Typical midnight jobs include full database backups, log rotation and compression, daily analytics aggregation, and cleanup tasks like purging expired sessions, temporary files, or soft-deleted records past their retention period.

The main risk with midnight scheduling is the "thundering herd" problem — if every job on a server is scheduled for 00:00, they all compete for resources simultaneously. A common mitigation is staggering jobs by a few minutes.

Platform-specific syntax

crontab
0 0 * * * /path/to/script.sh
AWS EventBridge
cron(0 0 * * ? *)
GitHub Actions
schedule:
  - cron: '0 0 * * *'  # Midnight UTC
Kubernetes
schedule: "0 0 * * *"

Technical breakdown

The expression 0 0 * * * has five fields: minute=0, hour=0, day (month)=*, month=*, day (week)=*. At 12:00 AM.
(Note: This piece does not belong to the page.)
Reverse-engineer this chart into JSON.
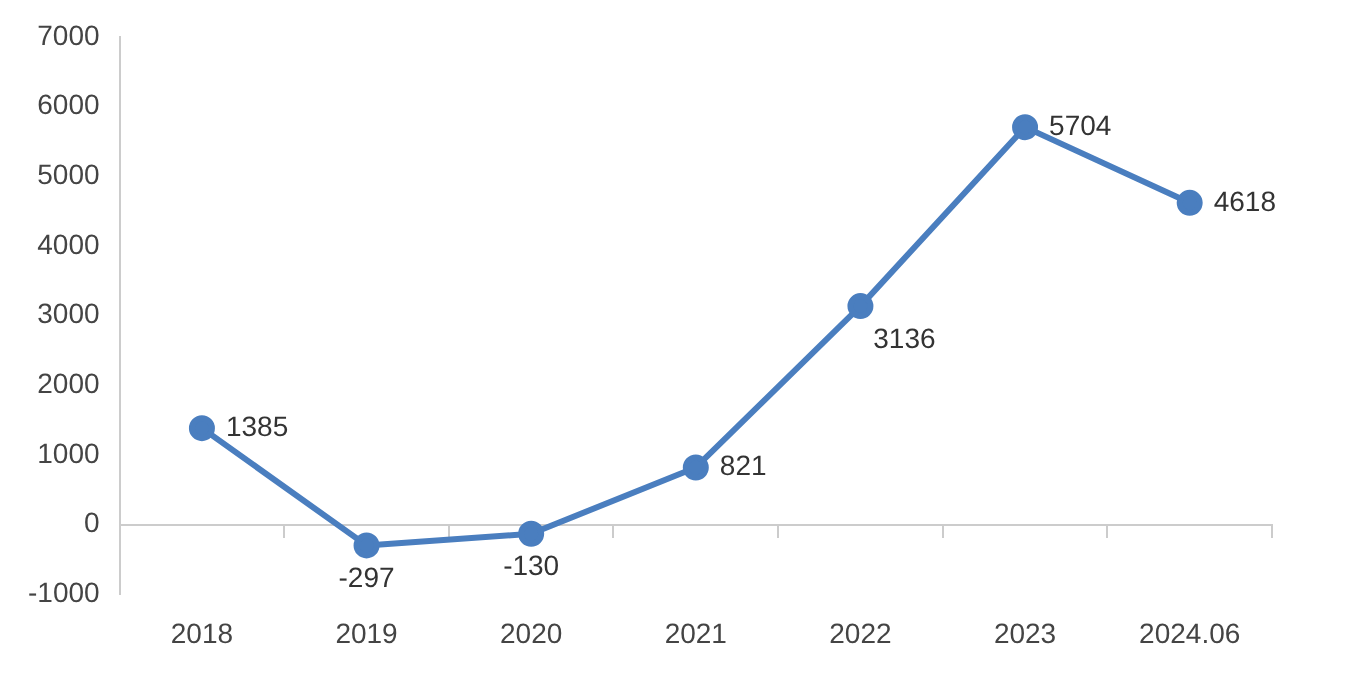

Frequently asked questions

Is midnight 0 0 or 0 24?
Always 0 0. The hour field in cron uses 0-23 (24-hour format). There is no hour 24. Midnight is hour 0, noon is hour 12.
What timezone does midnight refer to?
The timezone of the system running the cron daemon. On most servers this is UTC. AWS uses UTC, GitHub Actions uses UTC, and Kubernetes uses the timezone of the kube-controller-manager (UTC by default, configurable via .spec.timeZone since v1.25).